The mortgage interest deduction: loophole or noose?

INCOME tax time has arrived, and most of us are feeling the effects of the Tax Reform Act. Congress should be applauded for closing most of the special-interest loopholes. Unfortunately, they left the biggest one open: the deduction on home mortgage interest up to $1 million. I'm a homeowner, and I used to be tickled to death that one house payment a year was on Uncle Sam. That was before I discovered that I never really see the money; it goes to the bank. I also realized that the government gets its cut one way or the other. My mortgage interest deduction and everyone else's are made up in higher taxes elsewhere. That's unfair to the millions of Americans who cannot afford to own a home. Finally, I concluded that the ultimate beneficiary of the mortgage interest deduction is not Mr. and Mrs. Average American, but the real estate industry - the developers, contractors, brokers, and lawyers.

It may not be much of a choice, but I'd rather have my money go to the feds than the developers. Why should an industry that is notorious for mismanagement and corruption be favored by such a generous subsidy?

The mortgage interest loophole has lured many into its noose. What prospective home buyer has not endured a high-pressure agent insisting that the more you spend, the more you save? This makes about as much sense as a 5,000-calorie-a-day weight loss diet. But people fall for it every day, mortgaging or remortgaging themselves up to their eyeballs. The consequences can be seen in foreclosures and bankruptcies, and not so easily seen in stressed marriages and latchkey kids. The collective results are skyrocketing real estate prices.

Besides promoting the greed factor, the mortgage interest deduction contributes to a blatant waste of natural resources. In such yuppie Utopias as Fairfax County, Va., singles with six-figure incomes rattle around in four-bedroom, three-bath tax shelters while the police, schoolteachers, and others who service the county must commute 20, 40, even 60 miles one way if they want to buy a house they can afford.

The home builders' lobby - one of the richest - claims that eliminating the mortgage interest deduction would trigger a plunge in real estate prices, massive layoffs in the construction industry, and untold hardship to millions of homeowners. These are the same folks who scream that any restrictions on growth will cause astronomical price increases.

If phased in over a period of four or five years and tied to a tax break that would benefit everyone (such as increasing the personal exemption to $3,000), closing the mortgage interest loophole would help all but the incurably greedy. Home buyers would be more likely to stick to their budgets and put aside their dream-house wish lists with their lottery tickets. Homeowners would have an incentive to pay off their loans early, saving themselves thousands of dollars. Banks would benefit by less paper work in qualifying applicants, and fewer foreclosures, and might require bigger down payments - an incentive to saving.
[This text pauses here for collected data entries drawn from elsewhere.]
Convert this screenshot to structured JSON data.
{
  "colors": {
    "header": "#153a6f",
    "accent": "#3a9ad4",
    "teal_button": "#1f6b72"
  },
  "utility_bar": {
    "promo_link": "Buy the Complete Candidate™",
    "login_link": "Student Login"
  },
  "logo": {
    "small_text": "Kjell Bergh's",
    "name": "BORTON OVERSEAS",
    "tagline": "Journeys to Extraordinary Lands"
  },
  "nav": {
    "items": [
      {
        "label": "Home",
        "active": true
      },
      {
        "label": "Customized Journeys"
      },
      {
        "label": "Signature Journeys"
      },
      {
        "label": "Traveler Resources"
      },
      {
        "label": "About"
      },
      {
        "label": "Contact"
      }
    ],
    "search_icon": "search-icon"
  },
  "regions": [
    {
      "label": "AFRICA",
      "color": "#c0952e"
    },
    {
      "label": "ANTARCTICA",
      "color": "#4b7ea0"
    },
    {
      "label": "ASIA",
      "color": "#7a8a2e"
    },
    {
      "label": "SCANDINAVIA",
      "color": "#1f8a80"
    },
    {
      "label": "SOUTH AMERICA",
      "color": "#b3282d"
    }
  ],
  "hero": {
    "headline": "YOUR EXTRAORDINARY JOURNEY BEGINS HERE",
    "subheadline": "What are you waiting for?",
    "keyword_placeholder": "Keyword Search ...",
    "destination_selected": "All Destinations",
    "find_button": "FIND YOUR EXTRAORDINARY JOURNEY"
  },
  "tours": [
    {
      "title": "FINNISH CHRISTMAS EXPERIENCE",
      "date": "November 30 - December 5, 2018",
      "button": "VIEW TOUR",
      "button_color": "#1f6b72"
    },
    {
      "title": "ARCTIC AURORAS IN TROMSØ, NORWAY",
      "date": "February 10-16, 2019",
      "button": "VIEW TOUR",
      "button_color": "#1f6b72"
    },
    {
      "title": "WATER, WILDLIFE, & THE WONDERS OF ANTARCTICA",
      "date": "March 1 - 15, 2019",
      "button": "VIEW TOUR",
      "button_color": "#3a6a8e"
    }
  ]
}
Closing the loophole would bring a small but permanent reduction in building activity. This would be more than welcome in areas of explosive growth. Developers' profits might shrink, but an industry that can afford high-priced lawyers and lobbyists is in no danger of demise. Many of the busts in this volatile market are the developers' own fault. Such was the case in Houston, where overbuilding and the dumping of homes on unqualified buyers caused far more harm than reversals in the oil industry did.

In the long run, eliminating the mortgage interest deduction would help bring a measure of stability both to the real estate industry and to prices. It would also provide an incentive to live within one's means.

The perks of home ownership are not all measurable on Schedule A. And people have to live somewhere. As Will Rogers pointed out, land is a finite commodity. It's a shame the same can't be said for avarice. So come on, Congress - close that loophole!

Sara L. Smith is a free-lance writer living in Manassas, Va.